Salah satu kewajiban suami adalah memberikan nafkah kepada istrinya, termasuk memenuhi kebutuhan biologisnya. Allah Ta’ala berfirman:
وَعَاشِرُوهُنَّ بِالْمَعْرُوفِ
“Dan bergaullah dengan mereka (para istri) dengan cara yang patut.” (QS. An-Nisa’: 19)
Nabi ﷺ juga bersabda:
وَلِزَوْجِكَ عَلَيْكَ حَقٌّ
“Dan sesungguhnya istrimu mempunyai hak yang harus kamu tunaikan.” (HR. Bukhari dan Muslim)
Jika seorang suami merasa sangat sulit untuk memenuhi hak biologis istrinya karena rasa jijik atau hilangnya ketertarikan setelah mengetahui bahwa istrinya pernah berselingkuh, maka hendaknya persoalan tersebut diselesaikan dengan cara yang bijaksana. Keduanya dapat berusaha memperbaiki rumah tangga, melakukan komunikasi secara terbuka, dan bila diperlukan meminta bantuan orang yang dipercaya untuk menjadi mediator.
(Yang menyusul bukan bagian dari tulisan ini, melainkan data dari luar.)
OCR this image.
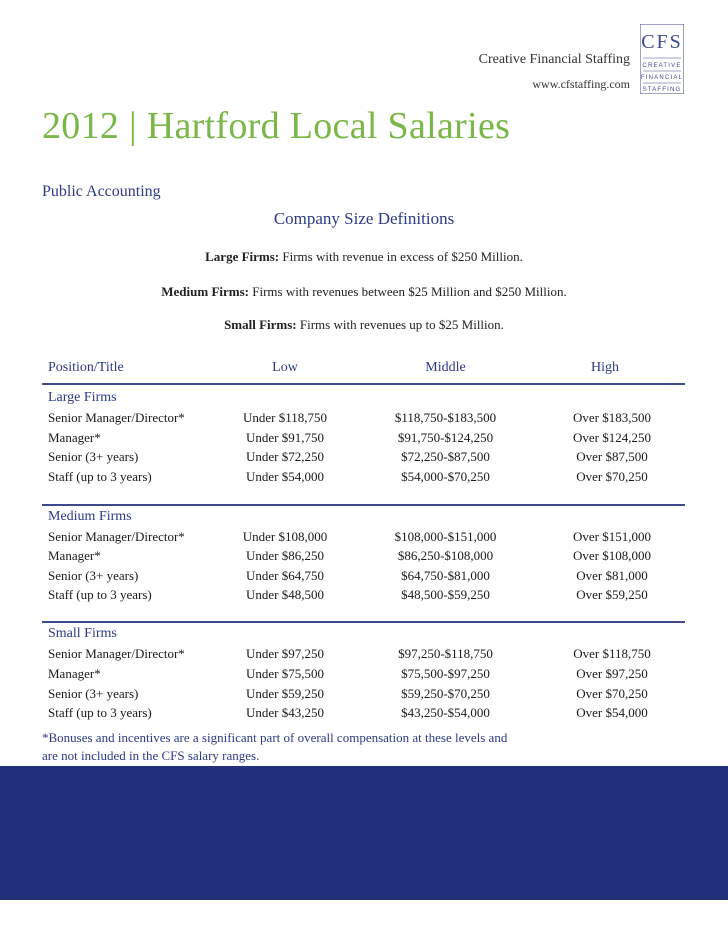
Creative Financial Staffing
www.cfstaffing.com
CFS
CREATIVE
FINANCIAL
STAFFING
2012 | Hartford Local Salaries
Public Accounting
Company Size Definitions
Large Firms: Firms with revenue in excess of $250 Million.
Medium Firms: Firms with revenues between $25 Million and $250 Million.
Small Firms: Firms with revenues up to $25 Million.
Position/Title	Low	Middle	High
Large Firms
Senior Manager/Director*	Under $118,750	$118,750-$183,500	Over $183,500
Manager*	Under $91,750	$91,750-$124,250	Over $124,250
Senior (3+ years)	Under $72,250	$72,250-$87,500	Over $87,500
Staff (up to 3 years)	Under $54,000	$54,000-$70,250	Over $70,250
Medium Firms
Senior Manager/Director*	Under $108,000	$108,000-$151,000	Over $151,000
Manager*	Under $86,250	$86,250-$108,000	Over $108,000
Senior (3+ years)	Under $64,750	$64,750-$81,000	Over $81,000
Staff (up to 3 years)	Under $48,500	$48,500-$59,250	Over $59,250
Small Firms
Senior Manager/Director*	Under $97,250	$97,250-$118,750	Over $118,750
Manager*	Under $75,500	$75,500-$97,250	Over $97,250
Senior (3+ years)	Under $59,250	$59,250-$70,250	Over $70,250
Staff (up to 3 years)	Under $43,250	$43,250-$54,000	Over $54,000
*Bonuses and incentives are a significant part of overall compensation at these levels and are not included in the CFS salary ranges.
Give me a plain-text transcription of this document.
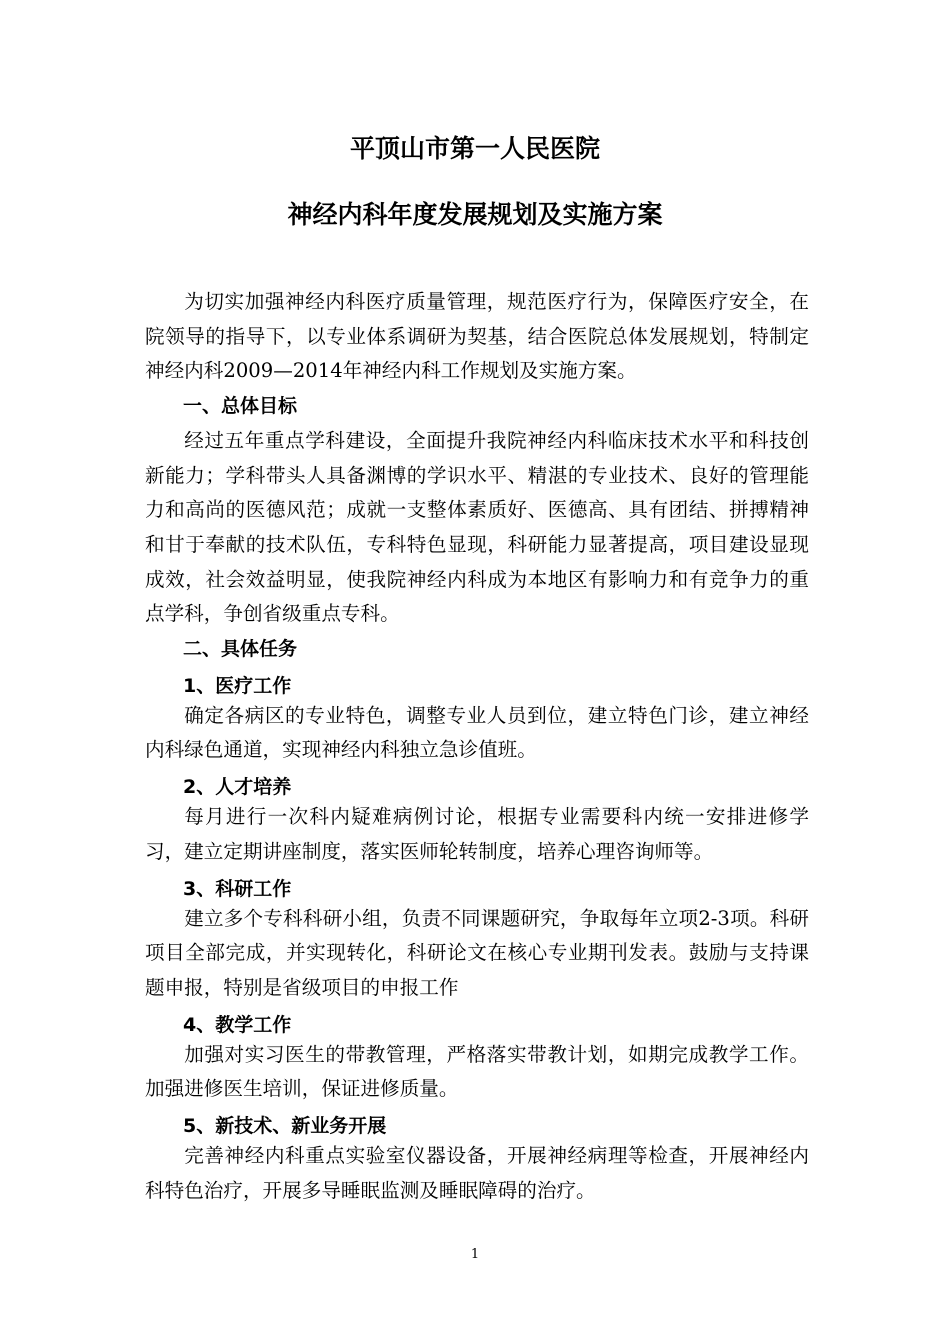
平顶山市第一人民医院
神经内科年度发展规划及实施方案

为切实加强神经内科医疗质量管理，规范医疗行为，保障医疗安全，在院领导的指导下，以专业体系调研为契基，结合医院总体发展规划，特制定神经内科2009—2014年神经内科工作规划及实施方案。

一、总体目标

经过五年重点学科建设，全面提升我院神经内科临床技术水平和科技创新能力；学科带头人具备渊博的学识水平、精湛的专业技术、良好的管理能力和高尚的医德风范；成就一支整体素质好、医德高、具有团结、拼搏精神和甘于奉献的技术队伍，专科特色显现，科研能力显著提高，项目建设显现成效，社会效益明显，使我院神经内科成为本地区有影响力和有竞争力的重点学科，争创省级重点专科。

二、具体任务

1、医疗工作

确定各病区的专业特色，调整专业人员到位，建立特色门诊，建立神经内科绿色通道，实现神经内科独立急诊值班。

2、人才培养

每月进行一次科内疑难病例讨论，根据专业需要科内统一安排进修学习，建立定期讲座制度，落实医师轮转制度，培养心理咨询师等。

3、科研工作

建立多个专科科研小组，负责不同课题研究，争取每年立项2-3项。科研项目全部完成，并实现转化，科研论文在核心专业期刊发表。鼓励与支持课题申报，特别是省级项目的申报工作

4、教学工作

加强对实习医生的带教管理，严格落实带教计划，如期完成教学工作。加强进修医生培训，保证进修质量。

5、新技术、新业务开展

完善神经内科重点实验室仪器设备，开展神经病理等检查，开展神经内科特色治疗，开展多导睡眠监测及睡眠障碍的治疗。

1
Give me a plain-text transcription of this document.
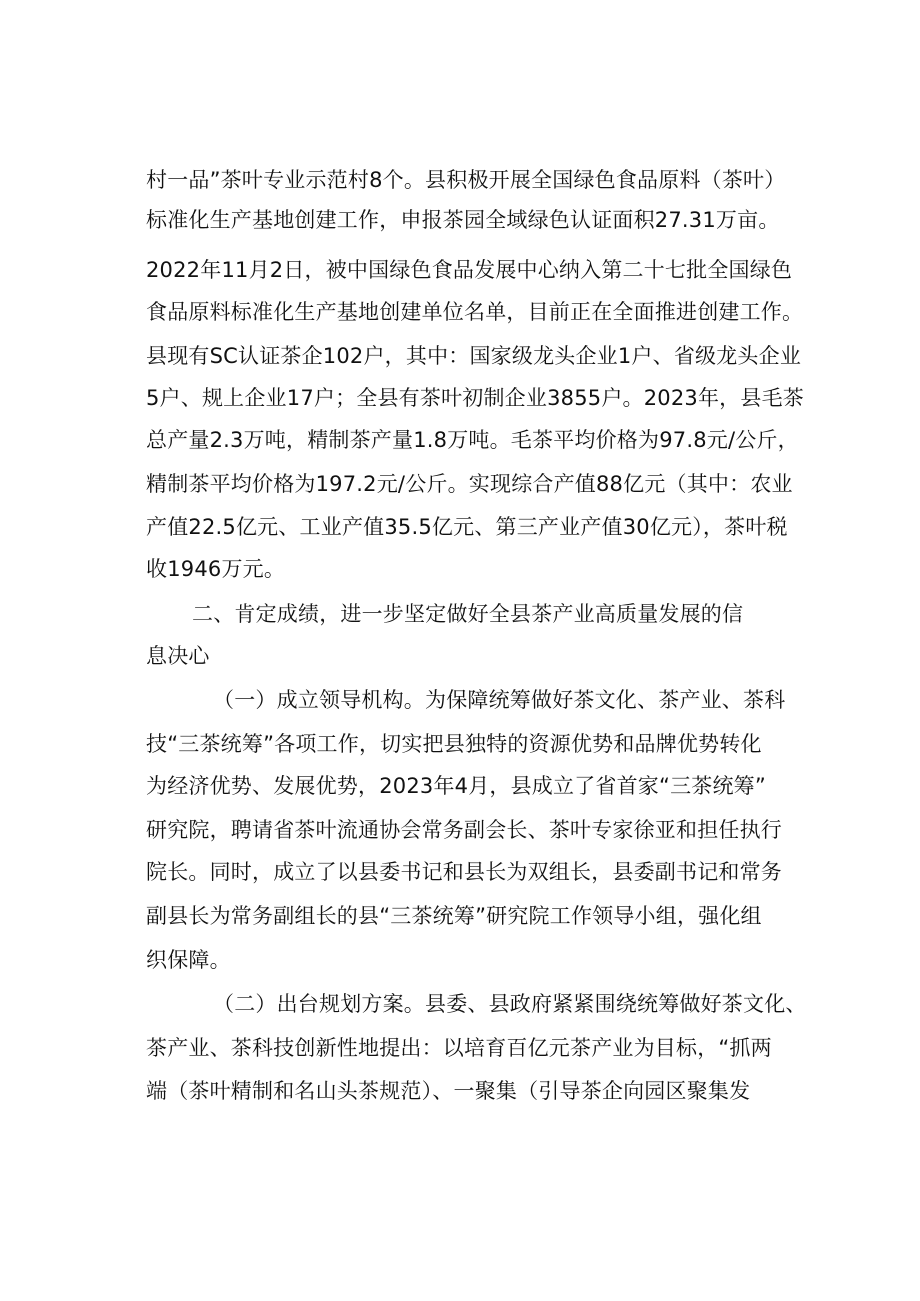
村一品”茶叶专业示范村8个。县积极开展全国绿色食品原料（茶叶）
标准化生产基地创建工作，申报茶园全域绿色认证面积27.31万亩。
2022年11月2日，被中国绿色食品发展中心纳入第二十七批全国绿色
食品原料标准化生产基地创建单位名单，目前正在全面推进创建工作。
县现有SC认证茶企102户，其中：国家级龙头企业1户、省级龙头企业
5户、规上企业17户；全县有茶叶初制企业3855户。2023年，县毛茶
总产量2.3万吨，精制茶产量1.8万吨。毛茶平均价格为97.8元/公斤，
精制茶平均价格为197.2元/公斤。实现综合产值88亿元（其中：农业
产值22.5亿元、工业产值35.5亿元、第三产业产值30亿元），茶叶税
收1946万元。
二、肯定成绩，进一步坚定做好全县茶产业高质量发展的信
息决心
（一）成立领导机构。为保障统筹做好茶文化、茶产业、茶科
技“三茶统筹”各项工作，切实把县独特的资源优势和品牌优势转化
为经济优势、发展优势，2023年4月，县成立了省首家“三茶统筹”
研究院，聘请省茶叶流通协会常务副会长、茶叶专家徐亚和担任执行
院长。同时，成立了以县委书记和县长为双组长，县委副书记和常务
副县长为常务副组长的县“三茶统筹”研究院工作领导小组，强化组
织保障。
（二）出台规划方案。县委、县政府紧紧围绕统筹做好茶文化、
茶产业、茶科技创新性地提出：以培育百亿元茶产业为目标，“抓两
端（茶叶精制和名山头茶规范）、一聚集（引导茶企向园区聚集发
Namun, jika setelah berbagai upaya suami benar-benar tidak mampu memberikan hak istrinya dan kehidupan rumah tangga justru terus menimbulkan penderitaan serta tidak mampu lagi ditegakkan dengan baik, maka perceraian dapat menjadi salah satu jalan keluar. Allah Ta’ala berfirman:
فَإِنْ خِفْتُمْ أَلَّا يُقِيمَا حُدُودَ اللَّهِ فَلَا جُنَاحَ عَلَيْهِمَا فِيمَا افْتَدَتْ بِهِ
“Jika kamu khawatir bahwa keduanya tidak mampu menjalankan hukum-hukum Allah, maka tidak ada dosa atas keduanya tentang pembayaran yang diberikan oleh istri untuk menebus dirinya.”
(QS. Al-Baqarah: 229)
Dengan demikian, apabila suami memang sudah tidak mampu mempertahankan rumah tangga secara baik karena tidak mampu memenuhi hak istrinya, hendaknya ia tidak mempertahankan pernikahan hanya untuk menggantung istrinya. Allah Ta’ala berfirman:
فَإِمْسَاكٌ بِمَعْرُوفٍ أَوْ تَسْرِيحٌ بِإِحْسَانٍ
“Maka pertahankanlah dengan cara yang baik atau lepaskanlah dengan cara yang baik.” (QS. Al-Baqarah: 229)
Jika suami tidak bersedia menceraikan sementara istri mengalami penderitaan karena hak-haknya tidak terpenuhi dan ia tidak mampu lagi bersabar dalam kondisi tersebut, maka istri dapat menempuh jalan perceraian melalui prosedur yang dibenarkan syariat dan hukum yang berlaku.
Namun, jika perselingkuhan tersebut telah ditinggalkan, pelakunya benar-benar bertaubat, dan suami masih mampu membangun kembali kepercayaan serta memenuhi hak istrinya, maka mempertahankan rumah tangga dan memberikan kesempatan untuk memperbaiki diri juga merupakan pilihan yang baik.